GABRIEL MARCEL, Préface
Extraits:
«Nous voyons affleurer devant nous comme une Atlantide qui ressurgirait des flots, où l'unité initiale de la pensée et de la poésie tend à se recréer ; c'est sur cette Atlantide que se situe à n'en pas douter, l'oeuvre de
Max Picard.
[...]C'est qu'il discerne chez eux avec son tact presque infaillible quelque chose qui sonne creux — la présence même du mensonge. Je ne crois pas avoir jamais rencontré personne qui m'ait paru non seulement plus authentique, mais plus affamé d'authenticité.[...]
Personne sans doute n'a su mieux que lui contempler un visage et lui faire rendre son silencieux message. Je ne doute pas que chacun des portraits toujours si merveilleusement significatifs qui sont reproduits dans ces deux ouvrages aient été pour lui l'occasion d'une méditation profonde. Mais l'image, a-t-il dit, et le terme de Bild désigne aussi bien le tableau, le portrait du silence qui parle. L'image est comme une station sur le chemin qui mène du silence au mol, elle éveille chez l'homme le souvenir d'un mode d'existence antérieur au mol et comme la nostalgie de ce mode d'existence.[...]
L'avouerai-je ? Quand j'ai d'abord pris contact avec ce livre ici, il m'a déconcerté. Je n'arrivais pas à me convaincre tout à fait que ce silence dont il est continuellement fait mention avec tant de révérence et de façon si insistante soit quelque chose de positif, que ce soit plus qu'une absence [...]

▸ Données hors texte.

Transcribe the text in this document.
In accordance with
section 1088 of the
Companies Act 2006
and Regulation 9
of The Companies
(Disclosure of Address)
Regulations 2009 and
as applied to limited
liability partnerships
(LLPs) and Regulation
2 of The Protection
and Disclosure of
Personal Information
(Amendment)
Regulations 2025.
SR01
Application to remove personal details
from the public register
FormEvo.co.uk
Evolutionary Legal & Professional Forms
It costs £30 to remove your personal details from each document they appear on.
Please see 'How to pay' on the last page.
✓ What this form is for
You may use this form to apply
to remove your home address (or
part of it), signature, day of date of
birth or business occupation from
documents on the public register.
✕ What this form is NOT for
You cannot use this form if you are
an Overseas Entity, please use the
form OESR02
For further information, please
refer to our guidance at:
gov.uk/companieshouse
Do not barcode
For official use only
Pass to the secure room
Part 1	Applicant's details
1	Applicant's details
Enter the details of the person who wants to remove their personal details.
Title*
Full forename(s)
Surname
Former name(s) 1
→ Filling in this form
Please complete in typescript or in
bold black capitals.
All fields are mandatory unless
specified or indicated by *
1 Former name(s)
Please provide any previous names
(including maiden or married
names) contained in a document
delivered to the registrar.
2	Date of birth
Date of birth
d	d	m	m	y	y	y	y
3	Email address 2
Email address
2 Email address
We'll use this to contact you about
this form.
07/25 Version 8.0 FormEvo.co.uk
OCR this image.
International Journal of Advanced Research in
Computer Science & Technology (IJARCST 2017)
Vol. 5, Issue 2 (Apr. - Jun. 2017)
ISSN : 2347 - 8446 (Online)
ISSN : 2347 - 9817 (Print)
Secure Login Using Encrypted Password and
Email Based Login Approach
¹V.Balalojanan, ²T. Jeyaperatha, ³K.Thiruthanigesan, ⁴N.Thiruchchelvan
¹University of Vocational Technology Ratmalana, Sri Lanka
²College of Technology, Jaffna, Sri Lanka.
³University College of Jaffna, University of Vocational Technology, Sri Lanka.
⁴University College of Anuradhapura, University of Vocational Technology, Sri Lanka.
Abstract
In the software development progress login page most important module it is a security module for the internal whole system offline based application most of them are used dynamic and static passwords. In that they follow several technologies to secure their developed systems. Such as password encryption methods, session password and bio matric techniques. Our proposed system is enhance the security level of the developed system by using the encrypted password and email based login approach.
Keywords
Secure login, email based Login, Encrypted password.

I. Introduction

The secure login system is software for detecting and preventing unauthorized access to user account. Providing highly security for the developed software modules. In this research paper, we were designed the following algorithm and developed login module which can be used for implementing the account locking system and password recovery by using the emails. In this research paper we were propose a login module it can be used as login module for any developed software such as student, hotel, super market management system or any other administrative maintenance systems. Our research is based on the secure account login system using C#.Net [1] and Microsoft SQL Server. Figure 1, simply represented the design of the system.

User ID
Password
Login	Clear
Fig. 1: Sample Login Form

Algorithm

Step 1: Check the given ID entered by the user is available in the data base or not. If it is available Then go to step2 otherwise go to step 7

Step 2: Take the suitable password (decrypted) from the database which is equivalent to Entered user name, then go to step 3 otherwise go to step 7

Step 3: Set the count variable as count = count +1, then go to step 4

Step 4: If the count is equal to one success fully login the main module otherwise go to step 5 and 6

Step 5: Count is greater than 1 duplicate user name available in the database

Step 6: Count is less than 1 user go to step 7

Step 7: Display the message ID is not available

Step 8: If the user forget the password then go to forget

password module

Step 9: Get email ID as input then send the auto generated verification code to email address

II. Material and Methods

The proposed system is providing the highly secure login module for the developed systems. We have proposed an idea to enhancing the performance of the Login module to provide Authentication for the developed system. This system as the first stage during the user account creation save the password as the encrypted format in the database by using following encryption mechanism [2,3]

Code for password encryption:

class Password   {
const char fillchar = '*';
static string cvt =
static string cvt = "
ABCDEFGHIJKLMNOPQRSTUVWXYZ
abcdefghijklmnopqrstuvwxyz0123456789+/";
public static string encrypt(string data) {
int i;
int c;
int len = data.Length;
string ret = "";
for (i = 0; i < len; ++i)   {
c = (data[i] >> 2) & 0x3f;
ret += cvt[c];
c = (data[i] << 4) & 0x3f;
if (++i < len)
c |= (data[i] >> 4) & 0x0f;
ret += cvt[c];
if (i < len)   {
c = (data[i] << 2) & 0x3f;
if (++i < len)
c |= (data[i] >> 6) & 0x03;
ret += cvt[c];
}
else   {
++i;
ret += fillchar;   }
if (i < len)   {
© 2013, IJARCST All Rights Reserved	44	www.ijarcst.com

Au cours de cette dernière année, j'ai pris conscience bien plus directement et bien plus fortement que je n'avais fait jusqu'alors du Mystère inclus dans la parole, de ce qu'on pourrait appeler la valeur ontologique du langage humain, et ceci je le dois peut-être à quelques textes de Heidegger où se condensent les réflexions qu'a éveillées en lui la lecture de
Hölderlin et de
Rilke.[...]
Je pense à des formules telles que celles-ci dans la Lettre sur l'Humanisme : le langage est la résidence (Haus) de l'être : formule certes bien difficile à traduire en un langage abstrait, mais qui répond sans nul doute à une intuition extraordinairement riche. Si paradoxal que ceci puisse paraître au premier abord, c'est seulement à partir d'une aperception ontologique de la valeur et de la réalité du langage, ou du mot, ou du verbe, qu'il est possible de reconnaître ce que
Max Picard entend ici par Silence. [...]
On trouvera dans le présent volume toute une série de développements convergents, par exemple sur le silence et l'amour, sur le silence et la foi, sur le silence et la poésie, — qui constituent comme autant d'approches concrètes vers cette réalité que nous avons peine à atteindre et cela dans la mesure même où nous avons perdu le sens de la contemplation, où ce mot même de contemplation est devenu lettre morte pour la plupart de nos contemporains.[...]
C'est un signe de l'amour divin, écrit
Max Picard, dans une formule admirable, qu'un mystère étend toujours devant lui comme une nappe de silence. Il me semble que c'est surtout à partir de telles expériences qui sont proprement sacrales que le sens profond du message de
Max Picard peut être recueilli. »
«
Max Picard est chrétien, il est catholique. Dès lors, la résonance d'un livre tel que celui-ci est entièrement différente de celle qu'on peut trouver chez Heidegger ou même chez le
Rilke des Élégies sur lequel il formule, je crois, bien des réserves. On peut dire sans crainte de se tromper que toute la méditation de
Max Picard est orientée vers la restauration d'une certaine intégrité de l'être qui est mise en péril, non pas seulement par le progrès des techniques mais par la volonté de puissance dont celles-ci ne sont que les instruments aveugles, des instruments qui d'ailleurs risquent de devenir les maîtres, aveugles certes eux aussi, de ceux-là mêmes qu'ils sont censés servir. Je doute qu'on puisse exagérer l'importance de semblables avertissements, mais nous n'avons point à faire, il faut le répéter, à un pessimiste nihiliste, mais à des assurances prophétiques au sens plein de ce mot (Bloy et Péguy eux aussi sont des Prophètes), à des assurances qui prennent leur source dans une conscience eschatologique. Mais, ce qui est remarquable, c'est que le ton du livre n'en reste pas moins merveilleusement paisible, le silence qui est exalté ici c'est « la paix qui passe tout entendement ».